The original restaurant was added in the year 1976, and was later known as Café Valparaíso. It became part of the neighborhood's Gourmet Ghetto and is award-winning. It is also known as Café de la Peña. The cafe also sells endemic Chilean foodstuffs and novelties. Valpo's menu focuses heavily on Chilean empanadas. The menu evolved over the years adding other Latin American cuisine such as food from Cuba, Mexico, Guatemala, and Peru. The menu does however continue serving many Chilean dishes such as humitas. In the mid 2010s the cafe left La Peña and relocated to Solano Avenue in nearby Albany folding in 2018 due to "personal reasons".

===Music===
In 2005 the center was noted for its involvement in and being a center of several forms of art forms that descended from African slaves in Cuba, Puerto Rico, and the Caribbean. These were lessons in and performances of two dances. These dances are the percussion driven plena and bomba. The peña also has its own music groups: La Peña Chorus and Lab Hip Hop Ensemble. It has also been noted for its Little Friends of La Peña concert series of bilingual children's musical offerings.

==Community==
The center is an annual gathering place for the Chilean diaspora, with meetings and celebrations for Chilean independence's fiestas patrias, Christmas, and the anniversary of the 1973 Chilean coup d'état.

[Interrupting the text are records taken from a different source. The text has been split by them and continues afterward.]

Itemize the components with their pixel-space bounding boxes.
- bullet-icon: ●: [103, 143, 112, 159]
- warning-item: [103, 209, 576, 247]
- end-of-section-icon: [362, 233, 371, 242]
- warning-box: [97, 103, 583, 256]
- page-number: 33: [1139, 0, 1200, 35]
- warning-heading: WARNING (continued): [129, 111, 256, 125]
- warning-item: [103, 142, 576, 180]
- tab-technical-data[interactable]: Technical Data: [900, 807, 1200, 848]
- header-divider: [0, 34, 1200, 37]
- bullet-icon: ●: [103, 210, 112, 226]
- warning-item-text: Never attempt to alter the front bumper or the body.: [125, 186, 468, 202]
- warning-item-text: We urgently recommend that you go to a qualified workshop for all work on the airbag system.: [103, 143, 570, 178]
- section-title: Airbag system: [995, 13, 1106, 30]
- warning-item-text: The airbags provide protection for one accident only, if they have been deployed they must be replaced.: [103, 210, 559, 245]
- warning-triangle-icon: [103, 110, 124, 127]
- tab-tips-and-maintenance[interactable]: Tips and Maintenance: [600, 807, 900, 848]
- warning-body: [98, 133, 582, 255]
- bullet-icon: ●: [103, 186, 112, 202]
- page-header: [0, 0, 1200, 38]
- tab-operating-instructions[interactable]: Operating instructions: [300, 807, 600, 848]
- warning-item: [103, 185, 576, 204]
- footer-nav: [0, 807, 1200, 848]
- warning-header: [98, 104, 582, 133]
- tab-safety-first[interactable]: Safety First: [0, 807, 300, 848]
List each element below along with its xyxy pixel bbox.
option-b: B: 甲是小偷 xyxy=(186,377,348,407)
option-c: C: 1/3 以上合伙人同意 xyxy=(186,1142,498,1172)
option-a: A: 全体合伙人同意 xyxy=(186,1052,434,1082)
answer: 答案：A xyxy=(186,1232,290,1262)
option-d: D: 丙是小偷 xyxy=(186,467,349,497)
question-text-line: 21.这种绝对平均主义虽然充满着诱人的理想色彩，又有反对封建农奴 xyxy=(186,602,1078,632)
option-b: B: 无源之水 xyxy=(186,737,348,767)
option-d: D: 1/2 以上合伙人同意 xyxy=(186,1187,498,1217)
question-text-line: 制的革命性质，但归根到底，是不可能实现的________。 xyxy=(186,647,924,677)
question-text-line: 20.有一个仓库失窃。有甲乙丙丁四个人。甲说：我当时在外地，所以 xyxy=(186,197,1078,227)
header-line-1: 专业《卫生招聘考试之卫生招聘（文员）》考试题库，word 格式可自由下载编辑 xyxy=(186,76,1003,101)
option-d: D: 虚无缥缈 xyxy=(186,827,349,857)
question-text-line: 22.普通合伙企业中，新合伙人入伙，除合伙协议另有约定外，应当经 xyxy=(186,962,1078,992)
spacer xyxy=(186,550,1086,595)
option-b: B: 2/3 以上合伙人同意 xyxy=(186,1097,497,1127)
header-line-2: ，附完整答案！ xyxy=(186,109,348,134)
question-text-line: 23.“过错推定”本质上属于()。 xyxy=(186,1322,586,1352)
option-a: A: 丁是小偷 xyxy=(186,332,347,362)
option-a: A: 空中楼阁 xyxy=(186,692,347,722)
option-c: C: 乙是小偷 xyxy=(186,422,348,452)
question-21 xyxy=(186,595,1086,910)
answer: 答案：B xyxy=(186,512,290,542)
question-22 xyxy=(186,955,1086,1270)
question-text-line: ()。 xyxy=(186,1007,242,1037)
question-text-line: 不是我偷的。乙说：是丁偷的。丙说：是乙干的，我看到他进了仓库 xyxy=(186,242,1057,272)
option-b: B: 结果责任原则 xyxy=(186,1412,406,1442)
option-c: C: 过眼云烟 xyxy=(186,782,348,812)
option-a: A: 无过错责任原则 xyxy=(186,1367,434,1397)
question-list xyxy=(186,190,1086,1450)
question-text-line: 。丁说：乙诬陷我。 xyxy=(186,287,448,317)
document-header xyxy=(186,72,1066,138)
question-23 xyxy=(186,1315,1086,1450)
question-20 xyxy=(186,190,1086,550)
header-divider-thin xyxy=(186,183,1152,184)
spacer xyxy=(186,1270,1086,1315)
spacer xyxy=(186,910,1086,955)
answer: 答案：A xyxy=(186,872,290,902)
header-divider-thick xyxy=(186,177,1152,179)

La Peña is a registered 501(c)3 charity with tax exempt status that focuses on promoting the arts, and the building's façade is covered in a Nueva Canción inspired mural. The center teaches lessons on traditional Chilean music, art, etc. and also branches out into other Latin American and Spanish language fields with a focus on things South American. The space is also used as a fund-raising venue for local causes such as supporting the KPFA radio station and relief efforts in Puerto Rico following Hurricane Maria.

===Charity===
In 2010 La Peña hosted the Mano a Mano (Hand in Hand) benefit for the victims of the 2010 Chile earthquake that hoped to generate $US10,000 in donations.